Mi appoggiai l’osso sul palmo. Guardai gli spazi che aveva dentro, sentii le schegge.
«Anche questo è un risultato dell’evoluzione» disse. «L’osso è leggero, ma forte. Si è adattato in modo che l’uccello potesse volare. In milioni di anni, l’uccello ha sviluppato un’anatomia che glielo permette, mentre noi no, come sai dai disegni dello scheletro che hai fatto l’altro giorno».
Mi guardò.
«Lo capisci?
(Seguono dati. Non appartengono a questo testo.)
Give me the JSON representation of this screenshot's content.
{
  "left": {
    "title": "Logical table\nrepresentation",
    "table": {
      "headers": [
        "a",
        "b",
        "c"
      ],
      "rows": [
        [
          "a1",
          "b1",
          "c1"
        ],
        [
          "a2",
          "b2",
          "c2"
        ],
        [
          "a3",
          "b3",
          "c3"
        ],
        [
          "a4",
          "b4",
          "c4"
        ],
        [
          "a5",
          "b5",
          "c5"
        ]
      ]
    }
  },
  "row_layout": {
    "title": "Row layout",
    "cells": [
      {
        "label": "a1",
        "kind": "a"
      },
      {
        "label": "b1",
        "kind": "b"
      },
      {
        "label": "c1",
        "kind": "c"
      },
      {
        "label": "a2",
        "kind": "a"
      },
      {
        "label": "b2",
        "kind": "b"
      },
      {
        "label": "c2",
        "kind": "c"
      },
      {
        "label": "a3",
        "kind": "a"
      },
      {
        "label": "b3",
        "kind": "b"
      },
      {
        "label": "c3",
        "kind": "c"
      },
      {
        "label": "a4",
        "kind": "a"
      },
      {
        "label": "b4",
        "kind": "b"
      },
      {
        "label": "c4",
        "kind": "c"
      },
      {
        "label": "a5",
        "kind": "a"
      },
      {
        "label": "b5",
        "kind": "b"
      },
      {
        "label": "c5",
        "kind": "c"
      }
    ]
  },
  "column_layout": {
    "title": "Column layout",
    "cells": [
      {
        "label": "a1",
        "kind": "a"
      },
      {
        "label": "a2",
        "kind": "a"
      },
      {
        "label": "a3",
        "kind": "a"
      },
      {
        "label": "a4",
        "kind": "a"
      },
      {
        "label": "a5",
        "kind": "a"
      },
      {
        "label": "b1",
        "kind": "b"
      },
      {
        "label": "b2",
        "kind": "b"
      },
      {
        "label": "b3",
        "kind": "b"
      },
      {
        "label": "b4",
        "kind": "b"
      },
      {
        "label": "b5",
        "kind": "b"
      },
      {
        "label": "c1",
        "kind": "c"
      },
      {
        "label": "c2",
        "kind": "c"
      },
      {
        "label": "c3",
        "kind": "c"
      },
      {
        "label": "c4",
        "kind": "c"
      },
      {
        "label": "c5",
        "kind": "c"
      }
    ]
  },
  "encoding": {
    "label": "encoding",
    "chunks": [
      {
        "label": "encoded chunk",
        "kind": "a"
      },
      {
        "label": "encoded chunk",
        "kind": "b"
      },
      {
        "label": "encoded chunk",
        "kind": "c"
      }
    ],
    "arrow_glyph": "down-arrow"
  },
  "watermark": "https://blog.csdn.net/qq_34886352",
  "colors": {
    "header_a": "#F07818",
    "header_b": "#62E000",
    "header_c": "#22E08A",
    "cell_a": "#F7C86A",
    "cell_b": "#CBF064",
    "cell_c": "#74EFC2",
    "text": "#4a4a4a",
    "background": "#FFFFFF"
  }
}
L’avete fatto questo, a scuola?»
«Penso di sì».
Mi osservò bene.
«Un giorno ti racconterò di un essere chiamato Archaeopteryx » disse. «Come sta la bambina?»
«Vedremo questo pomeriggio. Ma penso che non ci siano problemi».
«Bene».
Unì le mani, soffiò tra i pollici e fece il verso del gufo.
«Fantastico!» disse. «Fantastico!»
«Ho fatto questo verso la notte scorsa» dissi. «Appena dopo l’alba, quasi di mattina».
«Davvero?»
«Stavi guardando dalla finestra? L’hai fatto anche tu, il verso?»
«Non ne sono sicura».
«Eh?»
«Io sogno. Sono sonnambula. A volte faccio cose per davvero e credo di averle sognate. Altre volte le sogno e penso che siano successe veramente».
Mi fissò.
«La notte scorsa ti ho sognato» disse.
«Sul serio?»
«Sì, ma non è importante. L’altra volta mi hai detto che avevi qualcosa di misterioso da farmi vedere».
«Infatti».
«Allora fammelo vedere».
«Non adesso. Questo pomeriggio, magari».
Mi osservò come se mi guardasse dentro.
«Eri in giardino» disse. «C’era una luce quasi soprannaturale. Eri molto pallido. Avevi ragnatele e mosche dappertutto. Facevi ‘huu’, proprio come un gufo».
Ci fissammo.
Papà mi chiamò.
«Michael! Michael!»
«Ci vediamo dopo, nel pomeriggio» le sussurrai.